Ernest Trobridge was profoundly influenced by philosopher and scientist Swedenborg's theories of balance between nature and architecture and his houses reflect this through features such as sheltering roofs, the focal hearth, stylised entrances and asymmetry, including haphazard window arrangements and spiralling chimneys.
Early examples from just after the First World War used unseasoned elm, while chimneys, supporting columns and fireplaces were built in brick and tile, and roofs were thatched, with a water sprinkler system in case of fire.
Curator Joe Carr said: "It was his solution to the post-war housing shortage. The beauty of the system was using elm wood, which was plentiful and cheap.
"He was a man of strong convictions who believed that not only the rich but ordinary people should have a nice house to live in.
"His designs provided good-quality, affordable housing for the people who needed it most."
In February 1920, he exhibited his patented house at the Ideal Home Exhibition, held at Olympia, in west London. It was received favourably and resulted in several commissions for individual houses.
He later bought 10 acres of land at the junction of Kingsbury Road and Slough Lane and, under a Ministry of Labour scheme, employed 10 men, who had been disabled serving in the war, to build the houses.

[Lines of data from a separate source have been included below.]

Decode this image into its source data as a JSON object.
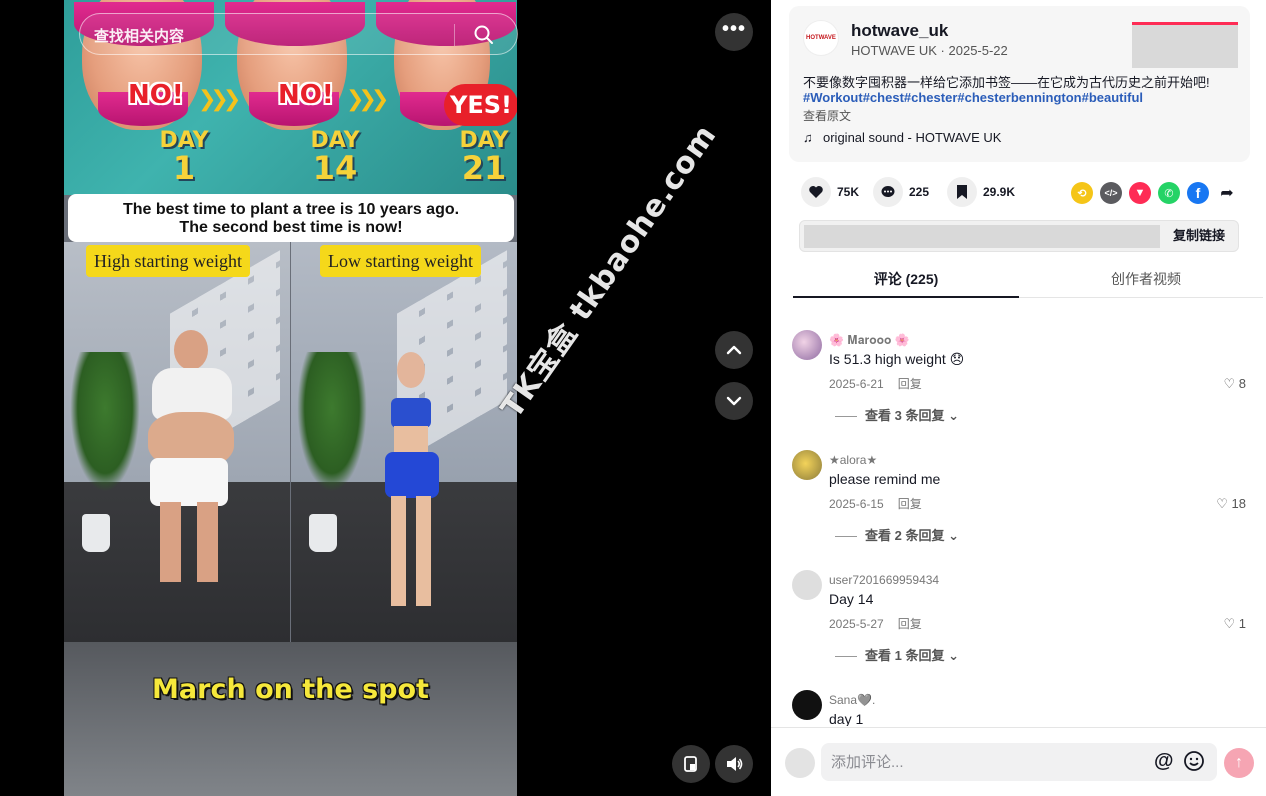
{
  "video": {
    "search_placeholder": "查找相关内容",
    "banner": {
      "verdicts": [
        "NO!",
        "NO!",
        "YES!"
      ],
      "days": [
        {
          "label": "DAY",
          "number": "1"
        },
        {
          "label": "DAY",
          "number": "14"
        },
        {
          "label": "DAY",
          "number": "21"
        }
      ]
    },
    "quote_line1": "The best time to plant a tree is 10 years ago.",
    "quote_line2": "The second best time is now!",
    "tag_left": "High starting weight",
    "tag_right": "Low starting weight",
    "caption": "March on the spot",
    "watermark": "TK宝盒 tkbaohe.com"
  },
  "colors": {
    "accent_red": "#fe2c55",
    "hashtag_blue": "#2b5db9",
    "caption_yellow": "#f6e83b",
    "tag_yellow": "#f5d81a"
  },
  "post": {
    "author_logo_text": "HOTWAVE",
    "author_name": "hotwave_uk",
    "author_sub": "HOTWAVE UK · 2025-5-22",
    "description": "不要像数字囤积器一样给它添加书签——在它成为古代历史之前开始吧!",
    "hashtags": "#Workout#chest#chester#chesterbennington#beautiful",
    "see_original": "查看原文",
    "music": "original sound - HOTWAVE UK"
  },
  "stats": {
    "likes": "75K",
    "comments": "225",
    "saves": "29.9K"
  },
  "share_icons": [
    "repost-icon",
    "embed-icon",
    "send-icon",
    "whatsapp-icon",
    "facebook-icon",
    "share-arrow-icon"
  ],
  "copy_link_label": "复制链接",
  "tabs": {
    "comments": "评论 (225)",
    "creator_videos": "创作者视频"
  },
  "comments": [
    {
      "name": "🌸 𝐌𝐚𝐫𝐨𝐨𝐨 🌸",
      "text": "Is 51.3 high weight 😞",
      "date": "2025-6-21",
      "reply": "回复",
      "likes": "8",
      "replies": "查看 3 条回复",
      "avatar_color": "#b58fb8"
    },
    {
      "name": "★alora★",
      "text": "please remind me",
      "date": "2025-6-15",
      "reply": "回复",
      "likes": "18",
      "replies": "查看 2 条回复",
      "avatar_color": "#d6b73a"
    },
    {
      "name": "user7201669959434",
      "text": "Day 14",
      "date": "2025-5-27",
      "reply": "回复",
      "likes": "1",
      "replies": "查看 1 条回复",
      "avatar_color": "#dedede"
    },
    {
      "name": "Sana🩶.",
      "text": "day 1",
      "avatar_color": "#111111"
    }
  ],
  "comment_bar": {
    "placeholder": "添加评论...",
    "at_symbol": "@"
  }
}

The Ferndene Estate was finished in 1922 and its cottages cost £600, which at the time was about 20 per cent cheaper than brick-built equivalents.
Many of the Northern Irishman's properties can still be seen in Kingsbury, including Hayland in Kingsbury Road, where he lived for 20 years until his death in 1942 from diabetes, for which the lifelong vegetarian refused to take insulin because it was derived from cattle.
Mr Carr said: "The buildings are remarkable for the fine quality of the brickwork of the chimneys and columns, such as the flats in Old Church Lane, Kingsbury.
"Others have turrets and battlements such as those in Wakemans Hill Avenue and Buck Lane. His designs incorporated historical types, illusion, humour and even insecure-looking structures." **The exhibition, entitled EG Trobridge: Visionary of The Suburbs, runs at Brent Museum, Willesden Green Library Centre, High Road, Willesden Green, until September 24.
It features designs by Trobridge that have come to light only recently, with photographs and recorded memories of residents and family members who have lived in his houses.
To complement the exhibition, there will be talks on Trobridge by Graham Paul Smith on March 25, and by Gavin Stamp on April 22, while local historian Philip Grant is leading a walking tour of the Kingsbury area on May 15 and 19, and again on September 19.
Family workshops, including storytelling, drawing, and printing inspired by Trobridge's architecture, will take place at the museum between February and September.